Directory structure and inclusion of third party libraries into projects

Directory structure and inclusion of third party libraries into projects admin 26 September, 2009 - 17:55

I'm now using zxaf for a project, it's tried and testing code just repackaged slightly so it makes a lot of sense. What doesn't make sense though is the directory structure that the current version has. The reason being because it really doesn't lend itself to being part of a larger system, or more importantly part of a composite system.

During the initial design it looked as though it wouldn't be a problem. I thought that I'd probably use ZXAF in it's entirety for any given project, so rather than spend time trying to figure out something super scalable and elegant I went with a simple approach. The original idea was that zxaf would be integrated by exporting from svn (or extracting from tar) into the root of the project. Sounds plausible, and actually it probably would work well. However what it doesn't allow me to do is to work on zxaf and the project at the same time and have the whole lot controlled by different SVN repositories.

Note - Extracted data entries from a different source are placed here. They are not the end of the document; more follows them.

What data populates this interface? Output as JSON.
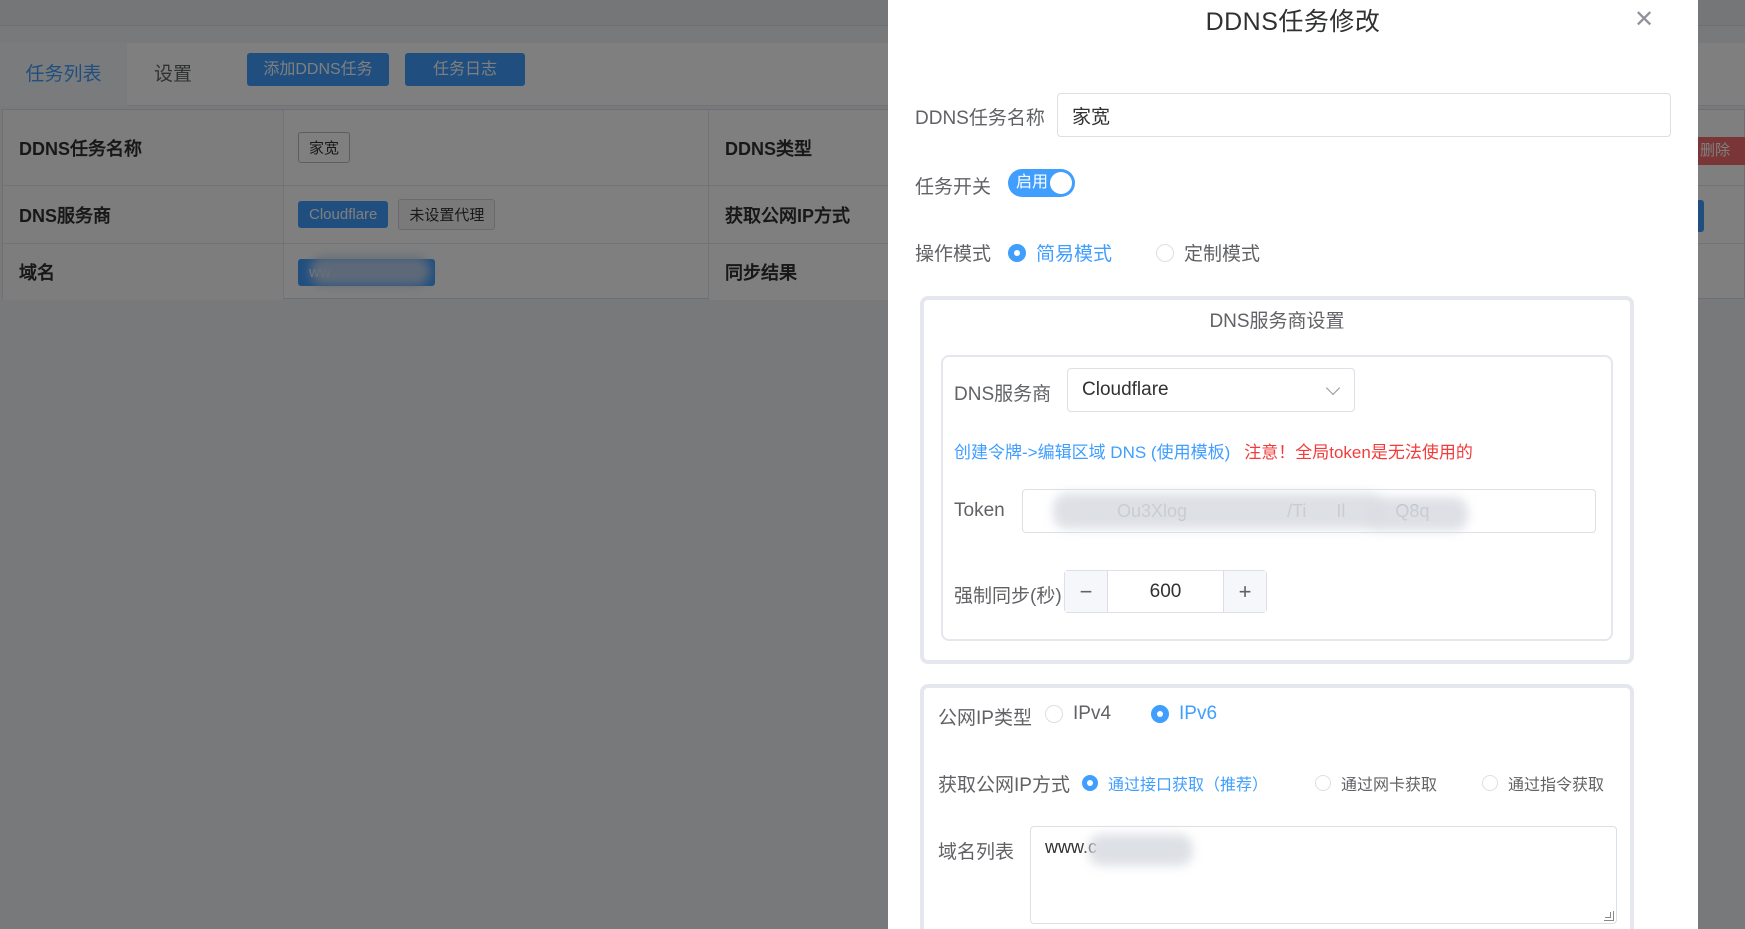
{
  "nav": {
    "tabs": [
      {
        "label": "任务列表",
        "active": true
      },
      {
        "label": "设置",
        "active": false
      }
    ],
    "add_button": "添加DDNS任务",
    "log_button": "任务日志"
  },
  "detail": {
    "rows": [
      {
        "label": "DDNS任务名称",
        "tags": [
          "家宽"
        ],
        "label2": "DDNS类型"
      },
      {
        "label": "DNS服务商",
        "tags": [
          "Cloudflare",
          "未设置代理"
        ],
        "label2": "获取公网IP方式"
      },
      {
        "label": "域名",
        "tags": [
          "ww"
        ],
        "label2": "同步结果"
      }
    ],
    "delete_button": "删除"
  },
  "drawer": {
    "title": "DDNS任务修改",
    "close_icon": "close-icon",
    "task_name": {
      "label": "DDNS任务名称",
      "value": "家宽"
    },
    "task_switch": {
      "label": "任务开关",
      "text": "启用",
      "on": true
    },
    "mode": {
      "label": "操作模式",
      "options": [
        "简易模式",
        "定制模式"
      ],
      "selected": "简易模式"
    },
    "dns_settings": {
      "title": "DNS服务商设置",
      "provider_label": "DNS服务商",
      "provider_value": "Cloudflare",
      "help_link": "创建令牌->编辑区域 DNS (使用模板)",
      "warning": "注意！全局token是无法使用的",
      "token_label": "Token",
      "token_value": "                Ou3Xlog                    /Ti      Il          Q8q",
      "sync_label": "强制同步(秒)",
      "sync_value": "600"
    },
    "ip_settings": {
      "ip_type_label": "公网IP类型",
      "ip_type_options": [
        "IPv4",
        "IPv6"
      ],
      "ip_type_selected": "IPv6",
      "method_label": "获取公网IP方式",
      "method_options": [
        "通过接口获取（推荐）",
        "通过网卡获取",
        "通过指令获取"
      ],
      "method_selected": "通过接口获取（推荐）",
      "domain_list_label": "域名列表",
      "domain_list_value": "www.c"
    }
  },
  "colors": {
    "primary": "#409eff",
    "danger": "#f56c6c",
    "warning_text": "#f23c3c"
  }
}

Inclusion of third party libraries into any software project or package or system has always been, for me at least, a dilemma, because in one way I don't want the source tree polluted by a whole raft of unrelated source code, but at the same point I want to be able to checkout the project from source control and be able to build and run with it, reliably and consistently. Although this is really more of a problem with compiled and linked projects (because there all we need are the libs), it still applies to PHP, but I suspect that the solution is different.

What the solution will finally be is still something that I'm thinking about, but it looks likely that it will be a case of putting ZXAF into a sub-directory, or maybe just moving around the areas that are changed for a project (the DB, CBF, and VIEWS), such that there is a system version of these, and a project version will be sufficient.